Getting to Know the Limits of Bias in Machine Learning

By Nikhil Abraham

Machine learning depends a lot on the in-sample data. This portion of your data is important because you want to discover a point of view of the world, and as with all points of view, it can be wrong, distorted, or just merely partial. You also know that you need an out-of-sample example to check whether the learning process is working. However, these aspects form only part of the picture.

When you make a machine learning algorithm work on data in order to guess a certain response, you are effectively taking a gamble, and that gamble is not just because of the sample you use for learning. There’s more. For the moment, imagine that you freely have access to suitable, unbiased, in-sample data, so data is not the problem. Instead you need to concentrate on the method for learning and predicting.

First, you must consider that you’re betting that the algorithm can reasonably guess the response. You can’t always make this assumption because figuring out certain answers isn’t possible no matter what you know in advance.

For instance, you can’t fully determine the behavior of human beings by knowing their previous history and behavior. Maybe a random effect is involved in the generative process of our behavior (the irrational part of us, for instance), or maybe the issue comes down to free will (the problem is also a philosophical/religious one, and there are many discordant opinions). Consequently, you can guess only some types of responses, and for many others, such as when you try to predict people’s behavior, you have to accept a certain degree of uncertainty which, with luck, is acceptable for your purposes.

Second, you must consider that you’re betting that the relationship between the information you have and the response you want to predict can be expressed as a mathematical formula of some kind, and that your machine learning algorithm is actually capable of guessing that formula. The capacity of your algorithm to guess the mathematical formula behind a response is intrinsically embedded in the nuts and bolts of the algorithm.

Some algorithms can guess almost everything; others actually have a limited set of options. The range of possible mathematical formulations that an algorithm can guess is the set of its possible hypotheses. Consequently, a hypothesis is a single algorithm, specified in all its parameters and therefore capable of a single, specific formulation.

Mathematics is fantastic. It can describe much of the real world by using some simple notation, and it’s the core of machine learning because any learning algorithm has a certain capability to represent a mathematical formulation. Some algorithms, such as linear regression, explicitly use a specific mathematical formulation for representing how a response (for instance, the price of a house) relates to a set of predictive information (such as market information, house location, surface of the estate, and so on).

Some formulations are so complex and intricate that even though representing them on paper is possible, doing so is too difficult in practical terms.

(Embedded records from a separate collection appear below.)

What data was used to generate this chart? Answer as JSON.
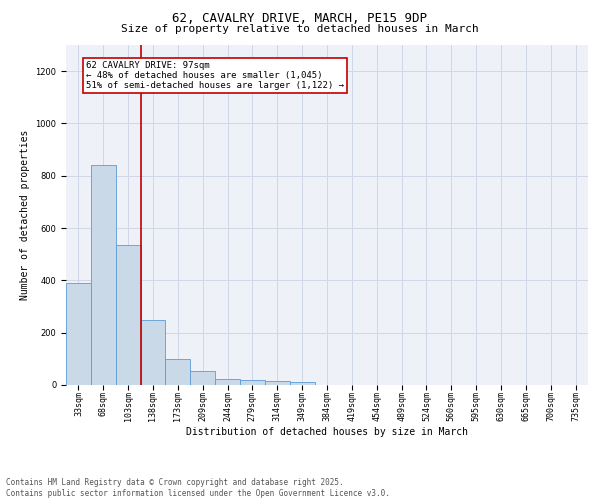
{
  "title_line1": "62, CAVALRY DRIVE, MARCH, PE15 9DP",
  "title_line2": "Size of property relative to detached houses in March",
  "xlabel": "Distribution of detached houses by size in March",
  "ylabel": "Number of detached properties",
  "categories": [
    "33sqm",
    "68sqm",
    "103sqm",
    "138sqm",
    "173sqm",
    "209sqm",
    "244sqm",
    "279sqm",
    "314sqm",
    "349sqm",
    "384sqm",
    "419sqm",
    "454sqm",
    "489sqm",
    "524sqm",
    "560sqm",
    "595sqm",
    "630sqm",
    "665sqm",
    "700sqm",
    "735sqm"
  ],
  "values": [
    390,
    840,
    535,
    248,
    100,
    52,
    22,
    20,
    14,
    10,
    0,
    0,
    0,
    0,
    0,
    0,
    0,
    0,
    0,
    0,
    0
  ],
  "bar_color": "#c9d9e8",
  "bar_edge_color": "#5b9bd5",
  "vline_x": 2.5,
  "vline_color": "#c00000",
  "annotation_box_text": "62 CAVALRY DRIVE: 97sqm\n← 48% of detached houses are smaller (1,045)\n51% of semi-detached houses are larger (1,122) →",
  "ylim": [
    0,
    1300
  ],
  "yticks": [
    0,
    200,
    400,
    600,
    800,
    1000,
    1200
  ],
  "grid_color": "#d0d8e8",
  "bg_color": "#eef2f8",
  "footer_line1": "Contains HM Land Registry data © Crown copyright and database right 2025.",
  "footer_line2": "Contains public sector information licensed under the Open Government Licence v3.0.",
  "title_fontsize": 9,
  "subtitle_fontsize": 8,
  "axis_label_fontsize": 7,
  "tick_fontsize": 6,
  "annotation_fontsize": 6.5,
  "footer_fontsize": 5.5
}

Some other sophisticated algorithms, such as decision trees, don’t have an explicit mathematical formulation, but are so adaptable that they can be set to approximate a large range of formulations easily. As an example, consider a simple and easily explained formulation. The linear regression is just a line in a space of coordinates given by the response and all the predictors. In the easiest example, you can have a response, y, and a single predictor, x, with a formulation of

y=β1x1 + β0

In a simple situation of a response predicted by a single feature, such a model is perfect when your data arranges itself as a line. However, what happens if it doesn’t and instead shapes itself like a curve? To represent the situation, just observe the following bidimensional representations.

machine learning linear model
Example of a linear model struggling to map a curve function.

When points resemble a line or a cloud, some error occurs when you’re figuring out that the result is a straight line; therefore the mapping provided by the preceding formulation is somehow imprecise. However, the error doesn’t appear systematically but rather randomly because some points are above the mapped line and others are below it. The situation with the curved, shaped cloud of points is different, because this time, the line is sometimes exact but at other times is systematically wrong. Sometimes points are always above the line; sometimes they are below it.

Given the simplicity of its mapping of the response, your algorithm tends to systematically overestimate or underestimate the real rules behind the data, representing its bias. The bias is characteristic of simpler algorithms that can’t express complex mathematical formulations.